= 1924 in country music =

This is a list of notable events in country music that took place in the year 1924.

== Events ==
- First broadcast of WLS Barn Dance in Chicago, led by the "Solemn Old Judge" George D. Hay.
- Beginning of the "Old Times Tunes" series on Okeh Records.
- Beginning of the "Special Records for Southern States" series on Vocalion Records.
- August 13 Vernon Dalhart records "The Prisoner's Song" and "Wreck of the Old 97."

==Top Hillbilly (Country) Recordings==

The following songs were extracted from records included in Joel Whitburn's Pop Memories 1890-1954, record sales reported on the "Discography of American Historical Recordings" website, and other sources as specified. Numerical rankings are approximate, they are only used as a frame of reference.
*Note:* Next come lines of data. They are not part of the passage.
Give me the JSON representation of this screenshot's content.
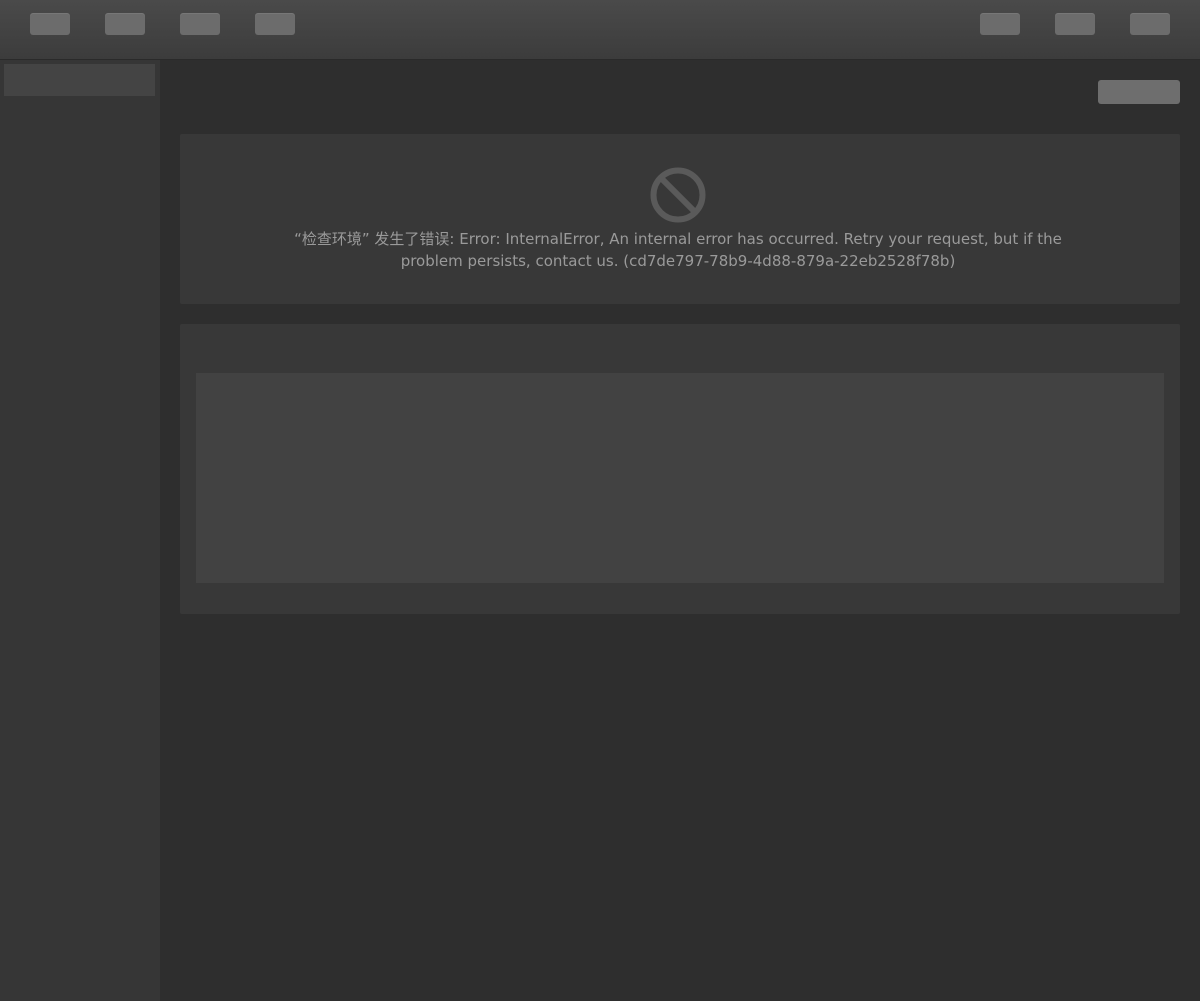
{
  "toolbar": {
    "left_buttons": [
      "button-1",
      "button-2",
      "button-3",
      "button-4"
    ],
    "right_buttons": [
      "button-5",
      "button-6",
      "button-7"
    ]
  },
  "error": {
    "icon": "prohibited-icon",
    "message": "“检查环境” 发生了错误: Error: InternalError, An internal error has occurred. Retry your request, but if the problem persists, contact us. (cd7de797-78b9-4d88-879a-22eb2528f78b)"
  },
  "colors": {
    "background": "#2e2e2e",
    "topbar": "#444444",
    "sidebar": "#363636",
    "panel": "#383838",
    "button": "#6c6c6c",
    "error_text": "#9a9a9a",
    "error_icon": "#5a5a5a"
  }
}
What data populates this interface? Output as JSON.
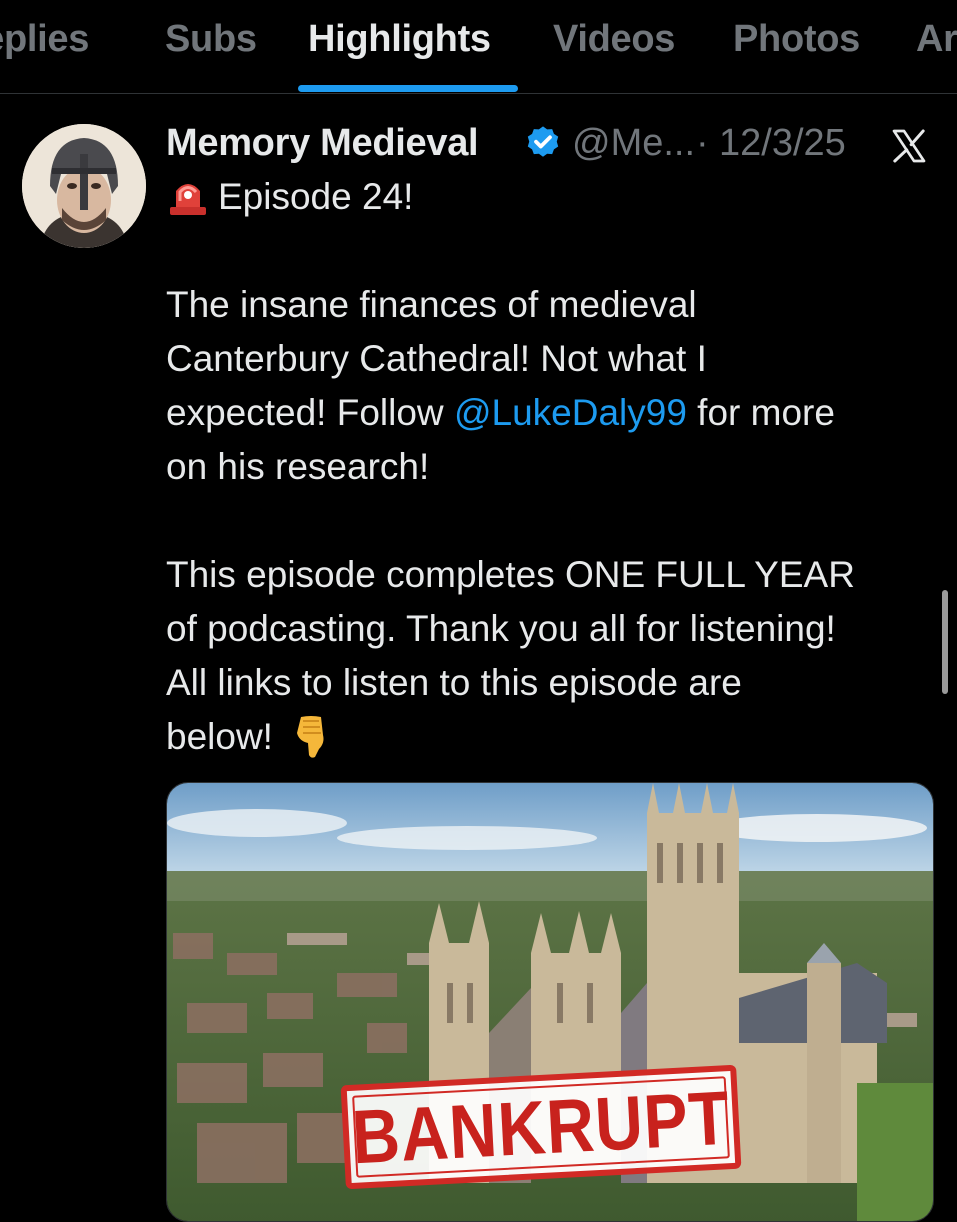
{
  "tabs": [
    {
      "label": "Replies",
      "active": false
    },
    {
      "label": "Subs",
      "active": false
    },
    {
      "label": "Highlights",
      "active": true
    },
    {
      "label": "Videos",
      "active": false
    },
    {
      "label": "Photos",
      "active": false
    },
    {
      "label": "Articles",
      "active": false
    }
  ],
  "post": {
    "author_name": "Memory Medieval",
    "verified_icon": "verified-badge-icon",
    "handle": "@Me...",
    "separator": "·",
    "date": "12/3/25",
    "source_icon": "x-logo-icon",
    "episode_emoji": "police-siren-icon",
    "episode_line": "Episode 24!",
    "paragraph1": {
      "line1": "The insane finances of medieval",
      "line2": "Canterbury Cathedral! Not what I",
      "line3_before": "expected! Follow ",
      "mention": "@LukeDaly99",
      "line3_after": " for more",
      "line4": "on his research!"
    },
    "paragraph2": {
      "line1": "This episode completes ONE FULL YEAR",
      "line2": "of podcasting. Thank you all for listening!",
      "line3": "All links to listen to this episode are",
      "line4": "below!",
      "pointer_emoji": "pointing-down-hand-icon"
    },
    "media": {
      "stamp_text": "BANKRUPT"
    }
  },
  "colors": {
    "background": "#000000",
    "text_primary": "#e7e9ea",
    "text_secondary": "#71767b",
    "accent": "#1d9bf0",
    "stamp_red": "#d12a25"
  }
}
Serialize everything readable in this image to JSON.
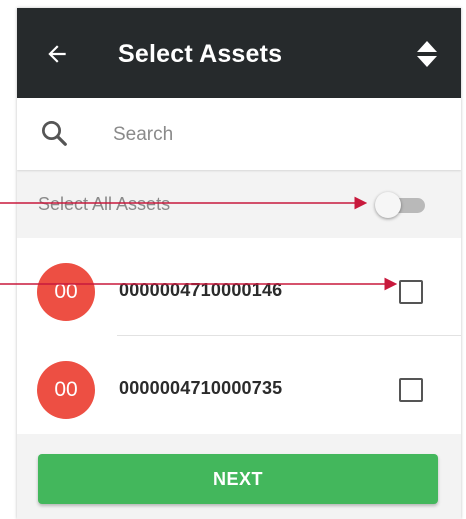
{
  "header": {
    "title": "Select Assets",
    "back_icon": "arrow-left-icon",
    "sort_icon": "sort-icon"
  },
  "search": {
    "placeholder": "Search",
    "value": "",
    "icon": "search-icon"
  },
  "select_all": {
    "label": "Select All Assets",
    "enabled": false
  },
  "assets": [
    {
      "avatar_text": "00",
      "id": "0000004710000146",
      "checked": false
    },
    {
      "avatar_text": "00",
      "id": "0000004710000735",
      "checked": false
    }
  ],
  "footer": {
    "next_label": "NEXT"
  },
  "colors": {
    "header_bg": "#262a2c",
    "avatar": "#ed4f43",
    "next_button": "#43b75c",
    "annotation_line": "#c8193c"
  }
}
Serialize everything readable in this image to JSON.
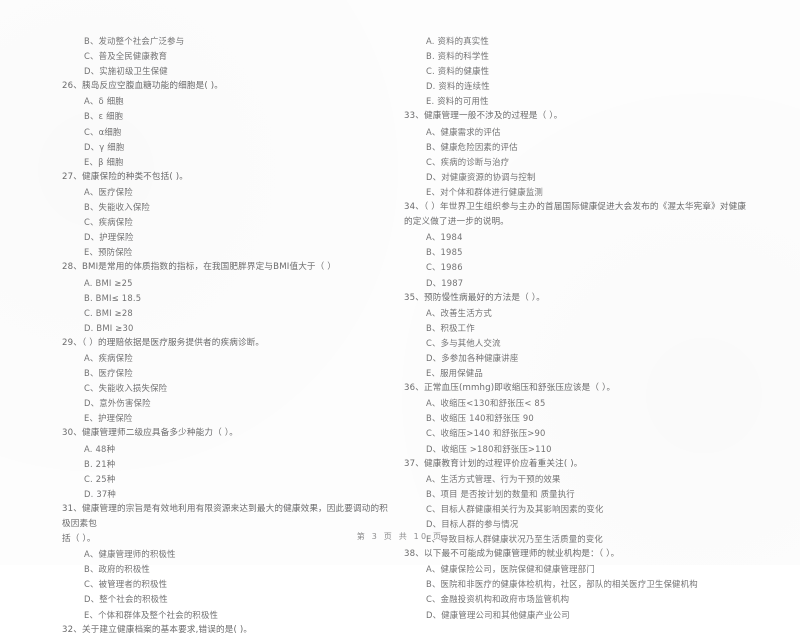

| Rank | Artist | Title | Label | Recorded | Released | Chart Positions |
|---|---|---|---|---|---|---|
| 1 | Wendell Hall | "It Ain't Gonna Rain No Mo'" | Victor 19171 | October 12, 1923 | November 23, 1923 | US BB 1924 #1, US #1 for 6 weeks, 20 total weeks, 678,403 sales |
| 2 | Henry Whitter | "Wreck On the Southern Old 97" | Okeh 40015 | December 12, 1923 | May 1924 | US BB 1924 #163, US #14 for 1 week, 1 total weeks |
| 3 | Vernon Dalhart | "Wreck On the Southern Old 97" | Victor 19427 | August 13, 1924 | November 1924 | US BB 1925 #38, US #4 for 1 week, 8 total weeks, 1,085,985 sales |
| 4 | Fiddlin' John Carson | "Arkansaw Traveler" | Okeh 40108 | April 3, 1924 | June 1924 | US BB 1924 #172, US #14 for 1 week, 1 total weeks |
| 5 | Fiddlin' John Carson | "You Will Never Miss Your Mother Until She is Gone" | Okeh 4994 | November 7, 1923 | February 1924 | US BB 1924 #18, US #2 for 1 week, 8 total weeks |
| 6 | Uncle Dave Macon | "Keep My Skillet Good and Greasy" | Vocalion 14848 | July 8, 1924 | October 1924 |  |
| 7 | Eck Robertson and Henry Gilliland | "Done Gone" | Victor 19372 | July 1, 1922 | October 1924 |  |
| 8 | Fiddlin' John Carson | "Fare You Well, Old Joe Clark" | Okeh 40038 | November 7, 1923 | April 1924 |  |
| 9 | Ernest Thompson | "Little Rosewood Casket" | Columbia 216 | September 9, 1924 | November 1924 |  |
| 10 | Fiddlin' John Carson | "John Henry Blues" | Okeh 7004 | March 24, 1924 | November 1924 | US BB 1924 #122, US #10 for 1 week, 1 total weeks |
| 11 | Wendell Hall and Carson Robison | "Whistling the Blues Away" | Victor 19338 | May 1, 1924 | October 1924 | US BB 1924 #129, US #10 for 1 week, 1 total weeks |
| 12 | Eck Robertson and Henry Gilliland | "Sallie Johnson And Billy In The Low Ground" | Victor 19372 | July 1, 1922 | October 1924 |  |
| 13 | Riley Puckett | "Rock All Our Babies To Sleep" | Columbia 107 | March 8, 1924 | May 1924 |  |
| 14 | Henry Whitter | "Lonesome Road Blues" | Okeh 40015 | December 12, 1923 | May 1924 |  |

== Births ==
- January 6 – Earl Scruggs, early bluegrass pioneer who, with Lester Flatt, formed the Foggy Mountain Boys (died 2012).
- February 16 – Jo Walker-Meador, Country Music Association Executive Director from 1962 to 1991 (died 2017).
- March 29 – Jimmy Work, 94, American country singer-songwriter ("Making Believe") (died 2018).
- April 21 – Ira Louvin, member of The Louvin Brothers (with brother Charlie). (died 1965)
- June 20 – Chet Atkins, session musician and record producer, primarily with RCA Records (died 2001).
- June 28 – George Morgan, pop-styled singer of the 1940s and 1950s; Grand Ole Opry stalwart and father of 1990s star Lorrie Morgan (died 1975).
- July 22 – Margaret Whiting, female country and pop vocalist of the 1940s and early 1950s; first female vocalist to top the Billboard country charts (1949's "Slippin' Around," as part of a duet with Jimmy Wakely). (died 2011)
- September 19 – Don Harron, Canadian comedian and playwright best known to country audiences as "Charlie Farquharson" on television's Hee Haw (died 2015).